Figure 4A: A forest plot shows the hazard ratios for various clinical factors, including age, gender, grade, stage and risk score, in the TCGA cohort. Significant factors are highlighted, with risk score having a strong association with survival (p < 0.001). Figure 4B: Similar to Figure 4A, this forest plot displays hazard ratios for the GEO cohort. The risk score remains a significant predictor of survival, with a notable hazard ratio (p < 0.001). Figure 4C: A Kaplan–Meier survival curve for the TCGA cohort compares overall survival between high‐risk and low‐risk groups. The high‐risk group (blue line) shows significantly lower survival rates than the low‐risk group (red line), with a p value < 0.001. Figure 4D: This Kaplan–Meier curve for the GEO cohort also compares survival between high‐risk and low‐risk groups. Consistent with the TCGA results, the high‐risk group has poorer survival outcomes, with a p value < 0.001. Figure 4E: ROC curves for various clinical factors, including risk score, age, gender, grade, stage and others, show their ability to predict outcomes. The AUC values indicate the predictive power, with stage and N (node involvement) having relatively higher AUCs. Figure 4F: ROC curves for 1‐year, 3‐year and 5‐year survival predictions demonstrate the model's performance over time. The AUC values suggest moderate predictive accuracy for these time points. Figure 4G: A calibration plot compares observed overall survival (OS) with nomogram‐predicted OS at 1, 3 and 5 years. The C‐index of 0.774 (95% CI: 0.707–0.840) indicates good predictive accuracy of the nomogram. Figure 4H: A time‐dependent concordance index plot shows the performance of different factors over time. The risk score consistently maintains higher predictive accuracy compared to other factors. Figure 4I: A nomogram integrates various factors like age, gender, grade, stage and risk score to predict survival probabilities. It provides a visual tool for estimating individual patient outcomes based on total points accumulated from each factor.

FIGURE 4.

FIGURE 4

Analysis of model performance and gene interactions. (A) Forest plot showing hazard ratios for clinical factors and risk scores, highlighting significant predictors. (B) Forest plot for another dataset, emphasising key risk factors with hazard ratios. (C) Kaplan–Meier survival curve comparing high and low‐risk groups over 2 years, showing significant differences (p < 0.001). (D) Kaplan–Meier survival curve for high and low‐risk groups over 20 years, also showing significant differences (p < 0.001). (E) ROC curves showing AUC values for different factors, indicating predictive accuracy. (F) ROC curves for 1‐, 3‐ and 5‐year predictions, with corresponding AUC values. (G) Calibration plot for nomogram predictions at 1, 3 and 5 years, with a C‐index of 0.774. (H) Concordance index over time for various predictors, showing risk score as the strongest predictor. (I) Nomogram for predicting overall survival, integrating multiple clinical factors.

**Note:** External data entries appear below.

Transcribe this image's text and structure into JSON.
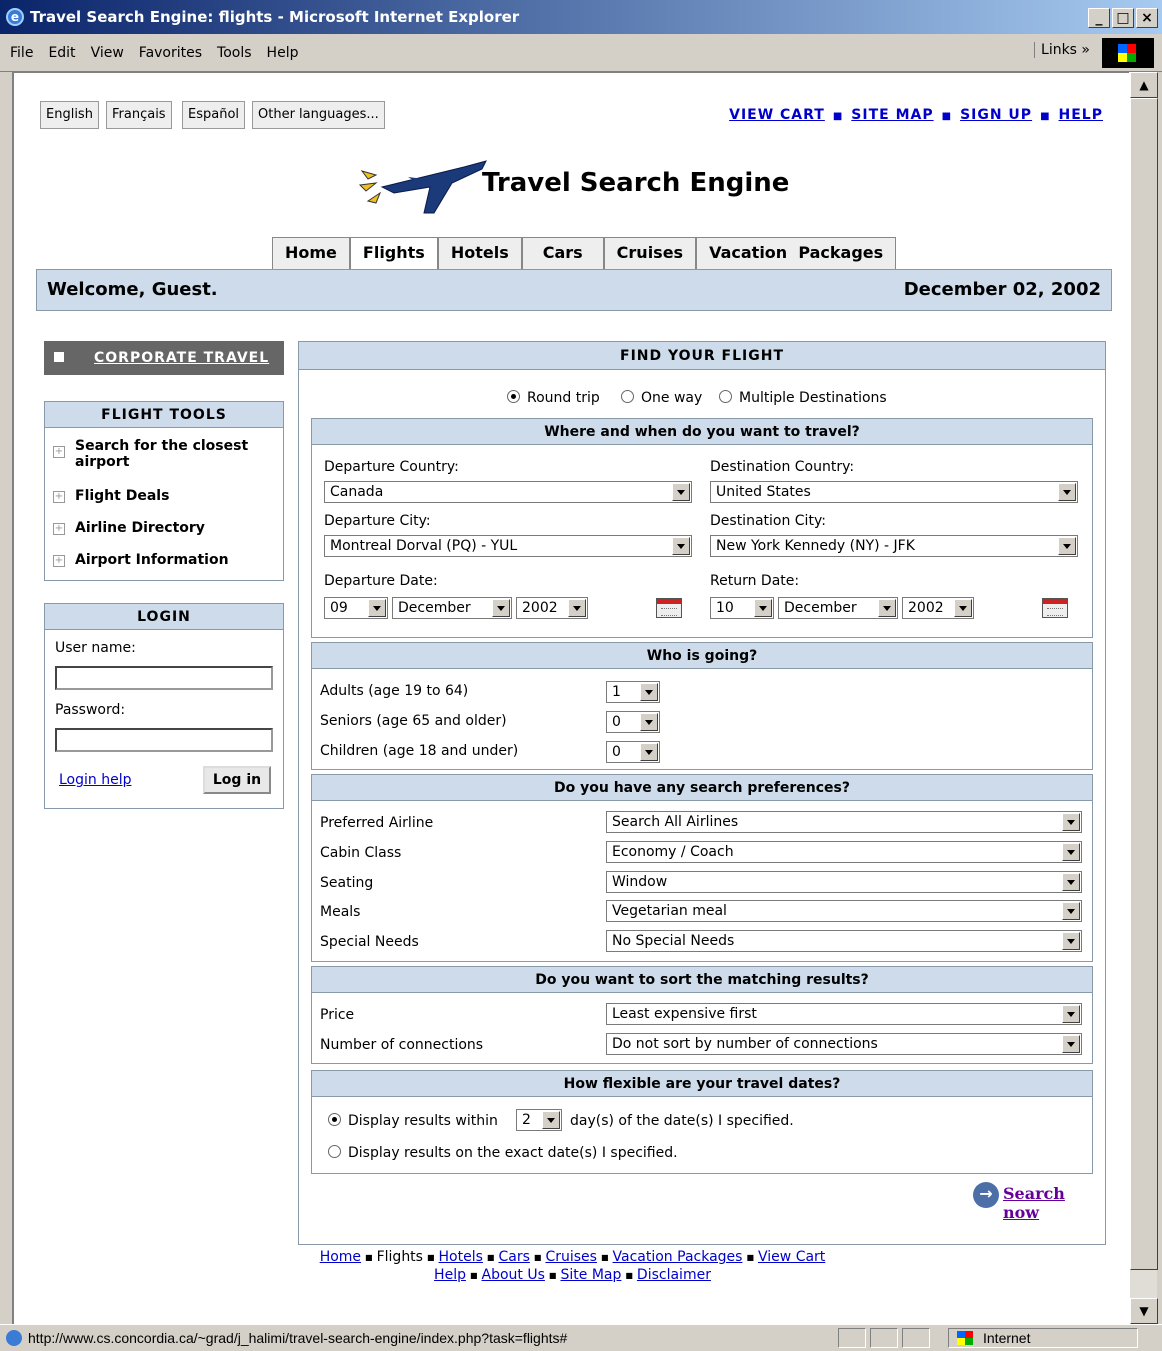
{
  "window": {
    "title": "Travel Search Engine: flights - Microsoft Internet Explorer",
    "controls": [
      "_",
      "□",
      "×"
    ]
  },
  "menu": {
    "items": [
      "File",
      "Edit",
      "View",
      "Favorites",
      "Tools",
      "Help"
    ],
    "links": "Links »"
  },
  "status": {
    "url": "http://www.cs.concordia.ca/~grad/j_halimi/travel-search-engine/index.php?task=flights#",
    "zone": "Internet"
  },
  "languages": [
    "English",
    "Français",
    "Español",
    "Other languages..."
  ],
  "top_links": [
    "VIEW CART",
    "SITE MAP",
    "SIGN UP",
    "HELP"
  ],
  "site_title": "Travel Search Engine",
  "tabs": [
    "Home",
    "Flights",
    "Hotels",
    "Cars",
    "Cruises",
    "Vacation  Packages"
  ],
  "active_tab": "Flights",
  "welcome": {
    "text": "Welcome, Guest.",
    "date": "December 02, 2002"
  },
  "sidebar": {
    "corporate": "CORPORATE TRAVEL",
    "tools_title": "FLIGHT TOOLS",
    "tools": [
      "Search for the closest",
      "airport",
      "Flight Deals",
      "Airline Directory",
      "Airport Information"
    ],
    "login_title": "LOGIN",
    "username_label": "User name:",
    "password_label": "Password:",
    "login_help": "Login help",
    "login_button": "Log in"
  },
  "form": {
    "title": "FIND YOUR FLIGHT",
    "trip_types": [
      "Round trip",
      "One way",
      "Multiple Destinations"
    ],
    "where": {
      "title": "Where and when do you want to travel?",
      "dep_country_label": "Departure Country:",
      "dep_country": "Canada",
      "dest_country_label": "Destination Country:",
      "dest_country": "United States",
      "dep_city_label": "Departure City:",
      "dep_city": "Montreal Dorval (PQ) - YUL",
      "dest_city_label": "Destination City:",
      "dest_city": "New York Kennedy (NY) - JFK",
      "dep_date_label": "Departure Date:",
      "dep_day": "09",
      "dep_month": "December",
      "dep_year": "2002",
      "ret_date_label": "Return Date:",
      "ret_day": "10",
      "ret_month": "December",
      "ret_year": "2002"
    },
    "who": {
      "title": "Who is going?",
      "adults_label": "Adults (age 19 to 64)",
      "adults": "1",
      "seniors_label": "Seniors (age 65 and older)",
      "seniors": "0",
      "children_label": "Children (age 18 and under)",
      "children": "0"
    },
    "prefs": {
      "title": "Do you have any search preferences?",
      "airline_label": "Preferred Airline",
      "airline": "Search All Airlines",
      "cabin_label": "Cabin Class",
      "cabin": "Economy / Coach",
      "seating_label": "Seating",
      "seating": "Window",
      "meals_label": "Meals",
      "meals": "Vegetarian meal",
      "needs_label": "Special Needs",
      "needs": "No Special Needs"
    },
    "sort": {
      "title": "Do you want to sort the matching results?",
      "price_label": "Price",
      "price": "Least expensive first",
      "connections_label": "Number of connections",
      "connections": "Do not sort by number of connections"
    },
    "flex": {
      "title": "How flexible are your travel dates?",
      "within_pre": "Display results within",
      "within_days": "2",
      "within_post": "day(s) of the date(s) I specified.",
      "exact": "Display results on the exact date(s) I specified."
    },
    "search_now": "Search now"
  },
  "footer": {
    "row1": [
      "Home",
      "Flights",
      "Hotels",
      "Cars",
      "Cruises",
      "Vacation Packages",
      "View Cart"
    ],
    "row2": [
      "Help",
      "About Us",
      "Site Map",
      "Disclaimer"
    ]
  }
}
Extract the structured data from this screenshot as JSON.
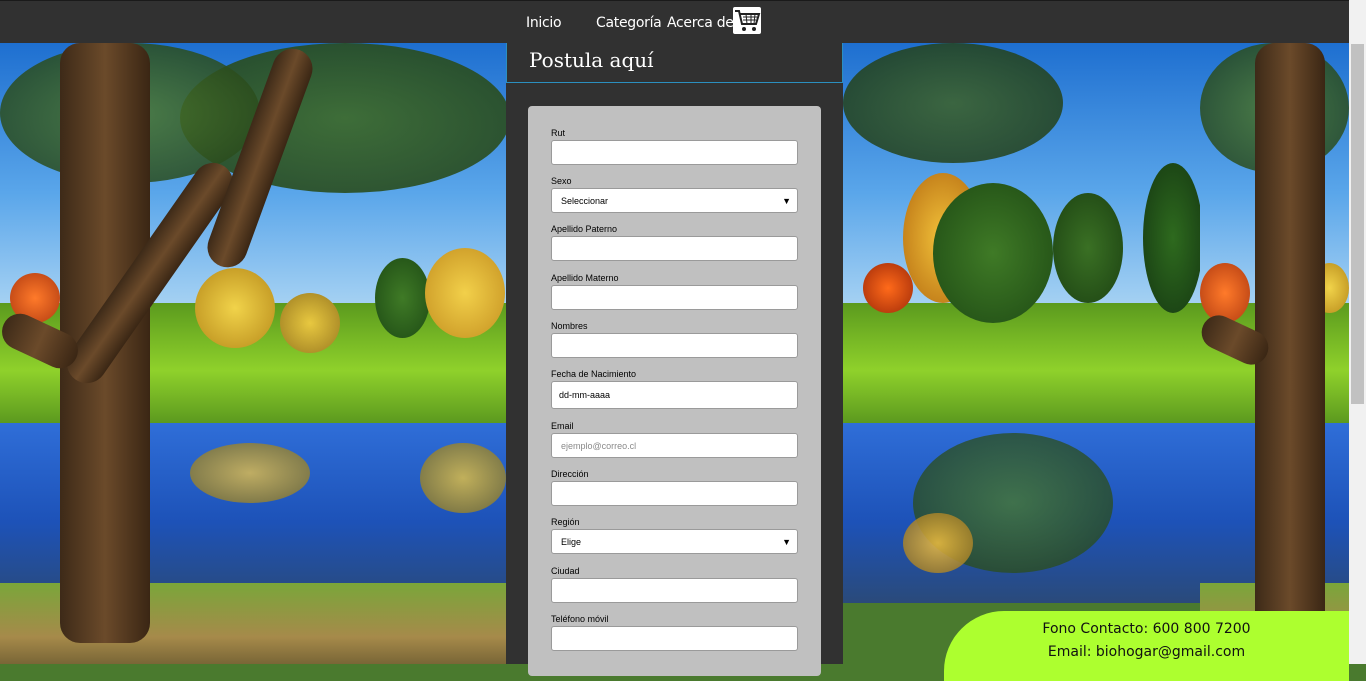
{
  "nav": {
    "items": [
      "Inicio",
      "Categoría",
      "Acerca de"
    ],
    "cart_icon": "shopping-cart-icon"
  },
  "page": {
    "title": "Postula aquí"
  },
  "form": {
    "fields": [
      {
        "label": "Rut",
        "type": "text",
        "value": ""
      },
      {
        "label": "Sexo",
        "type": "select",
        "value": "Seleccionar"
      },
      {
        "label": "Apellido Paterno",
        "type": "text",
        "value": ""
      },
      {
        "label": "Apellido Materno",
        "type": "text",
        "value": ""
      },
      {
        "label": "Nombres",
        "type": "text",
        "value": ""
      },
      {
        "label": "Fecha de Nacimiento",
        "type": "date",
        "value": "dd-mm-aaaa"
      },
      {
        "label": "Email",
        "type": "email",
        "placeholder": "ejemplo@correo.cl"
      },
      {
        "label": "Dirección",
        "type": "text",
        "value": ""
      },
      {
        "label": "Región",
        "type": "select",
        "value": "Elige"
      },
      {
        "label": "Ciudad",
        "type": "text",
        "value": ""
      },
      {
        "label": "Teléfono móvil",
        "type": "text",
        "value": ""
      }
    ]
  },
  "footer": {
    "phone": "Fono Contacto: 600 800 7200",
    "email": "Email: biohogar@gmail.com"
  },
  "colors": {
    "nav_bg": "#313131",
    "form_bg": "#c0c0c0",
    "footer_bg": "#adff2f",
    "title_border": "#2b8fbf"
  }
}
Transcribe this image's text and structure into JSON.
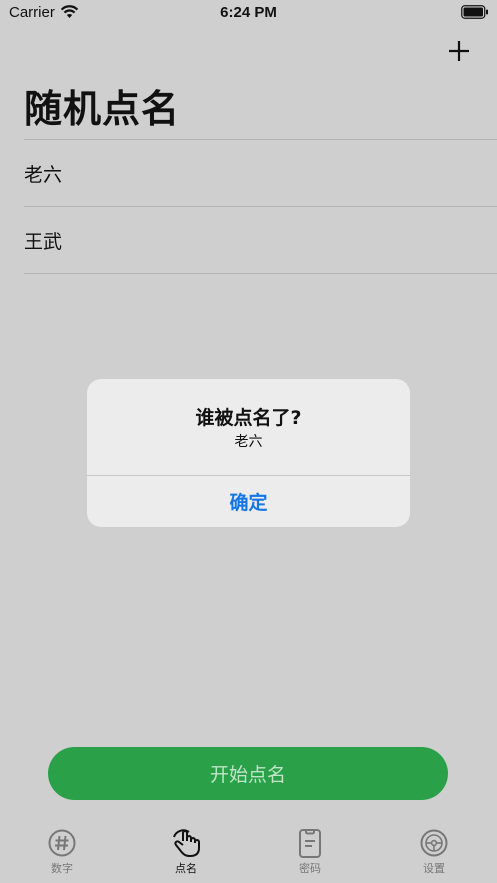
{
  "status_bar": {
    "carrier": "Carrier",
    "time": "6:24 PM"
  },
  "header": {
    "title": "随机点名",
    "add_icon": "plus-icon"
  },
  "names": [
    "老六",
    "王武"
  ],
  "alert": {
    "title": "谁被点名了?",
    "message": "老六",
    "confirm_label": "确定"
  },
  "start_button": {
    "label": "开始点名"
  },
  "tab_bar": {
    "items": [
      {
        "label": "数字",
        "icon": "hash-icon",
        "active": false
      },
      {
        "label": "点名",
        "icon": "hand-tap-icon",
        "active": true
      },
      {
        "label": "密码",
        "icon": "clipboard-icon",
        "active": false
      },
      {
        "label": "设置",
        "icon": "steering-wheel-icon",
        "active": false
      }
    ]
  },
  "colors": {
    "background": "#cfcfcf",
    "accent_green": "#2aa148",
    "alert_blue": "#1477e8"
  }
}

3.5. Evaluation of the Predictive Performance of Risk Factors and Clinical Characteristics

Figure 5A The Kaplan–Meier survival curve compares overall survival between high‐risk and low‐risk groups. Although the high‐risk group (red line) shows a trend towards lower survival, the difference is not statistically significant (p = 0.102). The hazard ratio is 1.394, with a 95% confidence interval of 0.936–2.076. Figure 5B: A time‐dependent concordance index plot assesses the predictive accuracy of various factors over time. The risk score, age, gender, grade and stage are compared, with the risk score showing a decline in predictive power over time. Figure 5C: ROC curves for 1‐year, 3‐year and 5‐year survival predictions display the model's performance at these intervals. The AUC values are 0.449, 0.325 and 0.346, indicating limited predictive accuracy. Figure 5D: ROC curves compare the predictive power of the risk score with other clinical factors, such as age, gender, grade, stage, T (tumour size) and N (node involvement). The AUC values suggest that node involvement (N) has the highest predictive accuracy (AUC = 0.816), while the risk score has a lower AUC of 0.449. Figure 5E: A stratification plot categorises 499 TCGA patients into subtypes C1, C2 and C3. The distribution of high‐risk and low‐risk patients across these subtypes is shown, with a significant association (p = 0.001). The high‐risk group is predominantly in subtype C3. Figure 5F: A dot plot illustrates the correlation of various immune cell types with risk scores across different software tools. Each dot represents a correlation coefficient, with different colours indicating the software used (e.g., TIMER, CIBERSORT, etc.). Figure 5G: A box plot compares the expression of immune checkpoint genes between high‐risk and low‐risk groups. Significant differences are noted in several genes, suggesting variations in immune response based on risk level. Figure 5H: Another box plot assesses the expression of immune‐related signatures between the two risk groups. The data suggest that high‐risk patients may have distinct immune profiles compared to low‐risk patients.

FIGURE 5.

FIGURE 5

Evaluation of the predictive performance of risk factors and clinical characteristics. (A) Kaplan–Meier survival curve comparing low‐ and high‐risk groups, showing no significant difference (p = 0.102). (B) Concordance index over time for different predictors, highlighting the risk score. (C) ROC curves for 1, 3 and 5‐year predictions, with AUC values indicating moderate accuracy. (D) ROC curves for various clinical factors, showing their AUC values and predictive performance. (E) Patient distribution across risk and subtype groups, showing significant differences (p = 0.001). (F) Dot plot of correlation coefficients for various immune cell types across different methods. (G) Box plots comparing gene expression between low‐ and high‐risk groups. (H) Box plots of immune scores for low‐ and high‐risk groups.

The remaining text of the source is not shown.